A tutti è capitato almeno una volta nella vita, toccandosi il collo oppure le ascelle, di sentire con le dita dei linfonodi ingrossati e infiammati. Un fatto che preoccupa e crea apprensione, spesso immotivata, altre volte, purtroppo fondata. I linfonodi sono delle piccole formazioni tonde che sono posizionate lungo le vie linfatiche, ossia lungo l’addome, nelle ascelle, nel collo e nel inguine. Il loro scopo è quello di raccogliere la linfa che proviene dai tessuti. Nel nostro corpo ci sono oltre 600 linfonodi e il loro corretto funzionamento aiuta a garantire la salute dell’intero organismo. Essi infatti non solo respingono i germi che provengono dall’esterno, ma permettono anche di combattere le cellule responsabili della formazioni di tumori. Esistono essenzialmente due tipologie di linfonodi: quelli superficiali (cervicali, inguinali e ascellari) e quelli più profondi (lombo-aortici e parailari). Quando i linfonodi si ingrossano dunque significa che qualcosa non nostro organismo non va, non deve trattarsi per forza di qualcosa di grave, ovviamente, ma conviene sempre chiedere consiglio al nostro medico. Spesso infatti i linfonodi aumentano di volume e si individuano con il tatto, quando si verificano delle infezioni delle vie aeree. Può trattarsi di un’infiammazione, di un mal di gola oppure di un semplice raffreddore, mentre solamente l’1% delle volte il rigonfiamento può essere la spia della presenza di un tumore.

Quando preoccuparsi

Ma quando preoccuparsi? Una visita più approfondita è consigliata in particolare nel caso in cui i linfonodi aumentano di volume, mentre l’area intorno diventa rossa, molto calda e fa male quando viene toccata. Bisogna preoccuparsi anche se il linfonodo provoca fastidio e il suo gonfiore dura più di una settimana. Altri sintomi che possono destare allarme sono la febbre, un’abbondante sudorazione notturna e una repentina perdita di peso non legata ad attività fisica o diete. Se questi segni compaiono nei bambini, non preoccuparti, perché di solito in tenera età l’ingrossamento dei linfonodi è legato a problemi di tonsille, placche alla gola o di carie. Nel caso in cui il linfonodo ingrossato si trova sopra la clavicola bisogna preoccuparsi, poiché il 90% delle volte in pazienti di più di 40 anni potrebbe trattarsi di un possibile cancro.
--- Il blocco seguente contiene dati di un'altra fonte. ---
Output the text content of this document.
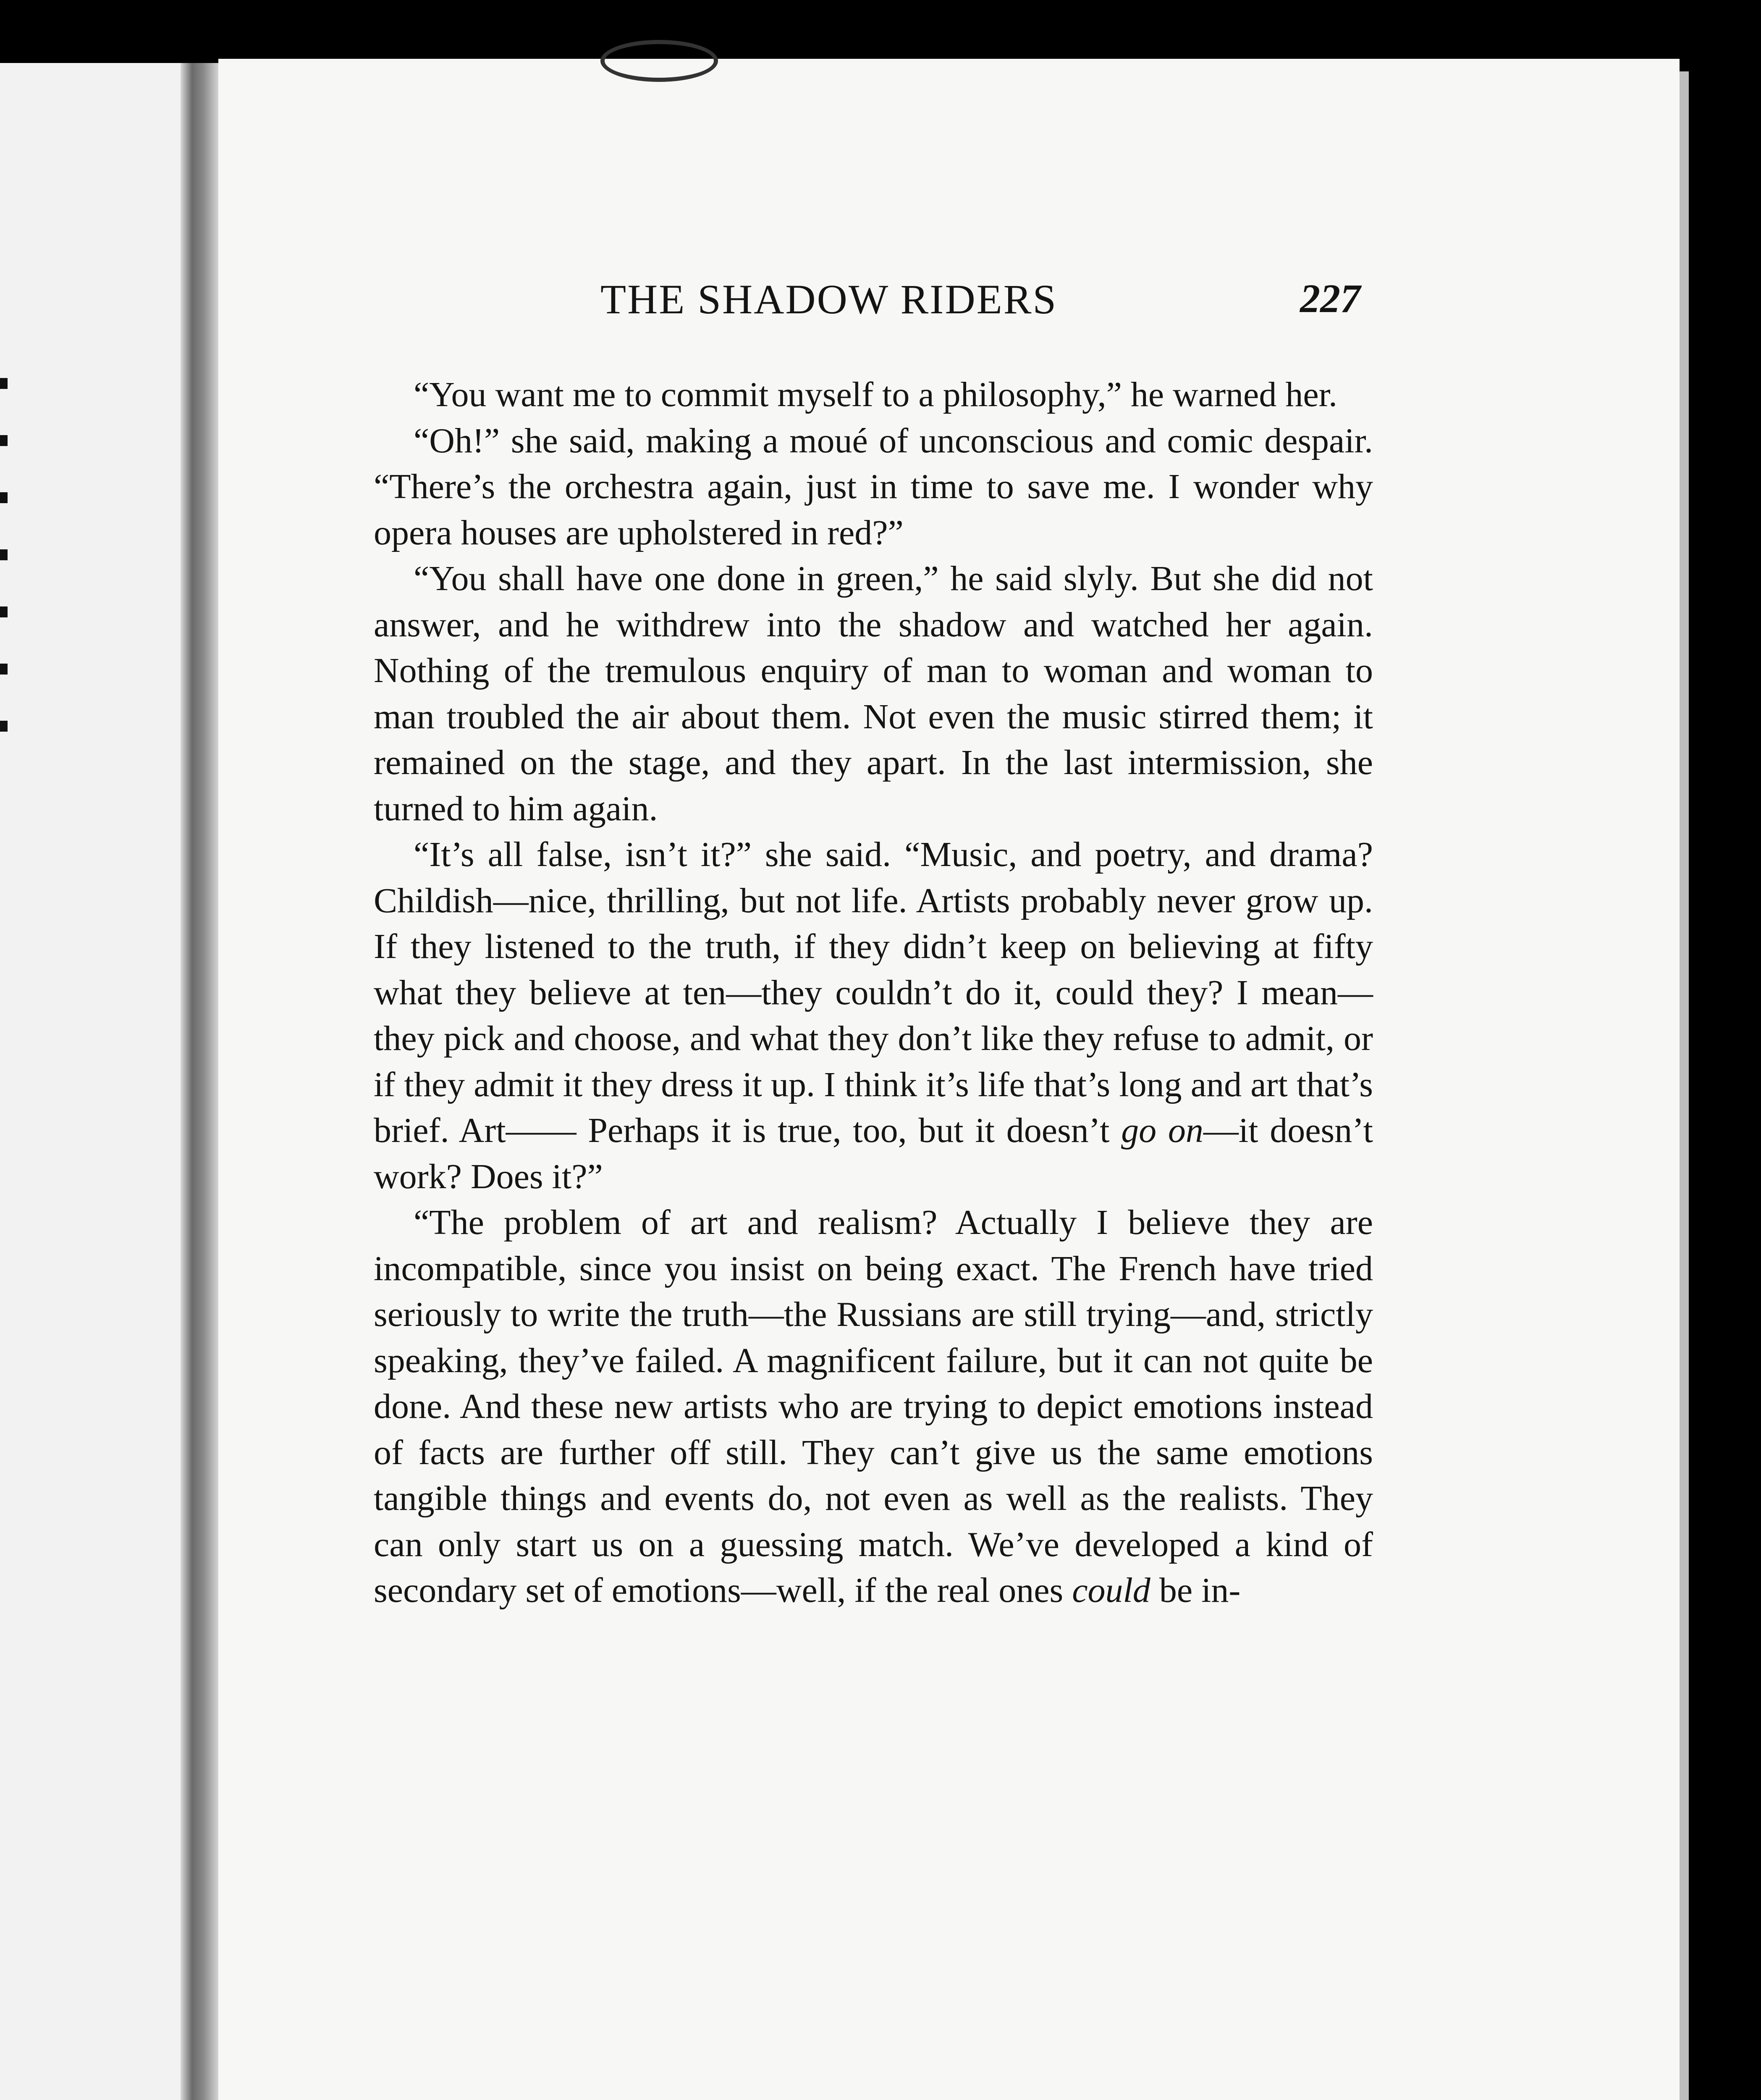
THE SHADOW RIDERS	227

“You want me to commit myself to a philosophy,” he warned her.

“Oh!” she said, making a moué of unconscious and comic despair. “There’s the orchestra again, just in time to save me. I wonder why opera houses are upholstered in red?”

“You shall have one done in green,” he said slyly. But she did not answer, and he withdrew into the shadow and watched her again. Nothing of the tremulous enquiry of man to woman and woman to man troubled the air about them. Not even the music stirred them; it remained on the stage, and they apart. In the last intermission, she turned to him again.

“It’s all false, isn’t it?” she said. “Music, and poetry, and drama? Childish—nice, thrilling, but not life. Artists probably never grow up. If they listened to the truth, if they didn’t keep on believing at fifty what they believe at ten—they couldn’t do it, could they? I mean—they pick and choose, and what they don’t like they refuse to admit, or if they admit it they dress it up. I think it’s life that’s long and art that’s brief. Art—— Perhaps it is true, too, but it doesn’t go on—it doesn’t work? Does it?”

“The problem of art and realism? Actually I believe they are incompatible, since you insist on being exact. The French have tried seriously to write the truth—the Russians are still trying—and, strictly speaking, they’ve failed. A magnificent failure, but it can not quite be done. And these new artists who are trying to depict emotions instead of facts are further off still. They can’t give us the same emotions tangible things and events do, not even as well as the realists. They can only start us on a guessing match. We’ve developed a kind of secondary set of emotions—well, if the real ones could be in-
Nel caso di pazienti più giovani invece la percentuale è del 25%. Il segnale più grave, che indica la formazione di una metastasi, è un linfonodo grosso come un uovo, caldo e duro al tatto. Per ogni dubbio e preoccupazione rivolgetevi al proprio medico che vi saprà indicare il migliore specialista e la migliore cura.